The issue will continue to boil.
A 2009 Florida law that calls for manufacturers to pay 80 percent or more of such incentives -- even to dealers who don't make facility renovations -- will be tested in the coming months.
"It's not what we're going to do," GM North America President Mark Reuss told Automotive News late last year with regard to that requirement.
The Florida law will be put to the test in GM's case this year, said John Forehand, a Florida dealer lawyer who helped draft the language.
If EBE payments stop to GM dealers who initially signed up for the program but have declined to follow through on the requirements, those dealers can challenge GM for the 80 percent, Forehand said.
Forehand said Friday that he has filed just such a suit for a Cadillac dealer in state court in Miami.
GM's payments are based on the number of vehicles that each dealer orders. Annual payouts range from around $40,000 for the smallest dealers to $1.5 million or more for large ones.
The study generally concluded that facility programs cost too much, produce uncertain results and matter little to shoppers.
Reuss: GM disagrees with Florida law.
NADA reviewed the results with six manufacturers -- General Motors, Ford, Chrysler, Toyota, Honda and Mazda -- before it released the study.

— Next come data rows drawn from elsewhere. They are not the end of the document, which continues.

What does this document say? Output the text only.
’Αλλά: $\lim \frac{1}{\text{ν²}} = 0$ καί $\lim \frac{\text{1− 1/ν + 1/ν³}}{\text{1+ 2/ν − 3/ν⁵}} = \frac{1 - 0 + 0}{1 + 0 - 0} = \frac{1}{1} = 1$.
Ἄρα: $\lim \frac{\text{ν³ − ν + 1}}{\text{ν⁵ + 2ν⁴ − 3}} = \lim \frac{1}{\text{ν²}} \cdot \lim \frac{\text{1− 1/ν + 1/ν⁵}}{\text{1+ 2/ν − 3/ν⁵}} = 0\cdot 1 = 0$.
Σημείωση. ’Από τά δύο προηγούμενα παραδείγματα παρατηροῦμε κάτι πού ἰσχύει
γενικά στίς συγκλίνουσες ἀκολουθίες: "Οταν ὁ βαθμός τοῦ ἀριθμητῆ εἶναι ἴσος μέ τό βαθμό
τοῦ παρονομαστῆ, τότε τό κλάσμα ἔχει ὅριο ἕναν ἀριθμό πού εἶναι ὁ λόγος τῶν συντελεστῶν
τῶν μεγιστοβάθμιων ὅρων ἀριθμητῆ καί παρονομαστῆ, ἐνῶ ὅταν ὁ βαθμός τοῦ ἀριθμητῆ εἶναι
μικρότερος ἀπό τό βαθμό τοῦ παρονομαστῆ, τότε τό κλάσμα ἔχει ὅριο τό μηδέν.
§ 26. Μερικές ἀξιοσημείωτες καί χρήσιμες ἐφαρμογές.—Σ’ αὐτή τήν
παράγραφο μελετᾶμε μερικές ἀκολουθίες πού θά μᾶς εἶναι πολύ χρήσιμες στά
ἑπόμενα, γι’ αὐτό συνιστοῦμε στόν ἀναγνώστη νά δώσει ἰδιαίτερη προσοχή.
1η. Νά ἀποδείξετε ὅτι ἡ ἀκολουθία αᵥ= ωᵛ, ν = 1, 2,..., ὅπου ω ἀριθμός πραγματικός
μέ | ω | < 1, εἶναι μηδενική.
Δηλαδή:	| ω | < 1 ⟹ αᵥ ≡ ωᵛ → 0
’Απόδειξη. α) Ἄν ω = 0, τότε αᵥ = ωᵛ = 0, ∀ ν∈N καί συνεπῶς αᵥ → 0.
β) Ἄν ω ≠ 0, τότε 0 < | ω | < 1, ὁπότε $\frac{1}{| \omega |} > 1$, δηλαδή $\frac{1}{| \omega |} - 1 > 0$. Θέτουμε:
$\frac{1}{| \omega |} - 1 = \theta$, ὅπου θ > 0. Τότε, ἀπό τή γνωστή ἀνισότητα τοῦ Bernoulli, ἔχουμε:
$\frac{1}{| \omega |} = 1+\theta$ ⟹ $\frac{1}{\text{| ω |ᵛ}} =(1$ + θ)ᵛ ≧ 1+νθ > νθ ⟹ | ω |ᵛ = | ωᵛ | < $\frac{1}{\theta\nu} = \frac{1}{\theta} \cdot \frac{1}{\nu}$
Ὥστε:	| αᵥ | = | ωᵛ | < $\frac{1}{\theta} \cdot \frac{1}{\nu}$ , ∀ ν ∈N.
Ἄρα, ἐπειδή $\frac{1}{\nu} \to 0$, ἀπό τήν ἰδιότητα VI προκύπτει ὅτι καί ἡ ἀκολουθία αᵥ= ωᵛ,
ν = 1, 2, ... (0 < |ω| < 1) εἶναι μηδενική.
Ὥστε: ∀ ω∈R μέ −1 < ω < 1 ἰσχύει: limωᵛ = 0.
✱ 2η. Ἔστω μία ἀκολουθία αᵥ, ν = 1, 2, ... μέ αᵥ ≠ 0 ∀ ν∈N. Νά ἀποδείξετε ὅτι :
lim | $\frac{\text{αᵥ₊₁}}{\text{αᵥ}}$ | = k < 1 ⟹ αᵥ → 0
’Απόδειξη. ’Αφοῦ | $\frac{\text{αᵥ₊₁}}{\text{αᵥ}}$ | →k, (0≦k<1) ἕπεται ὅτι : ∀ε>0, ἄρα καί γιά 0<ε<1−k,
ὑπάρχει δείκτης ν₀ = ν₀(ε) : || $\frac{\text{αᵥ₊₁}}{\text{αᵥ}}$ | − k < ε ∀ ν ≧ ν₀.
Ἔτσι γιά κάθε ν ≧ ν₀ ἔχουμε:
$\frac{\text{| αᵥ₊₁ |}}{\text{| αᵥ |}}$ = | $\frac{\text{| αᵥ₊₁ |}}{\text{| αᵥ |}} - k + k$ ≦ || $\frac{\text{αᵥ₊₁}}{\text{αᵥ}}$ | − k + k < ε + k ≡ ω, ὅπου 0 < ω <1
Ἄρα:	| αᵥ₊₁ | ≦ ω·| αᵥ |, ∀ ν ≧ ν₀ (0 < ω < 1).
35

NADA officials now plan a visit along the East Coast to meet with other manufacturers in coming weeks.
Volkswagen of America CEO Jonathan Browning said the study's conclusions are very broad and don't apply to everyone.
"You can see many cases of tremendous returns, whether that be in terms of sales, in terms of profitability, the customer experience," Browning said.
At the NADA convention, Wade called for manufacturers to take a timeout on their programs and consider the study recommendations. GM, Ford, Chrysler and Toyota initially declined to slow down implementation.
Calling the next several weeks a wait-and-see period, NADA officials said they intend to follow up with manufacturers in the coming months and continue to press for changes.
Group 1 Automotive Inc. CEO Earl Hesterberg calls the incentives a big concern.
"I would be OK with some financial support for dealers who spend the money, but that is secondary," said Hesterberg, who leads the fourth-largest U.S. dealership group.
"The primary need dealers have today is more margin in selling the new car itself. And there's no doubt in my mind that the money to encourage these facility actions has come at the expense of more trading margin in the new car."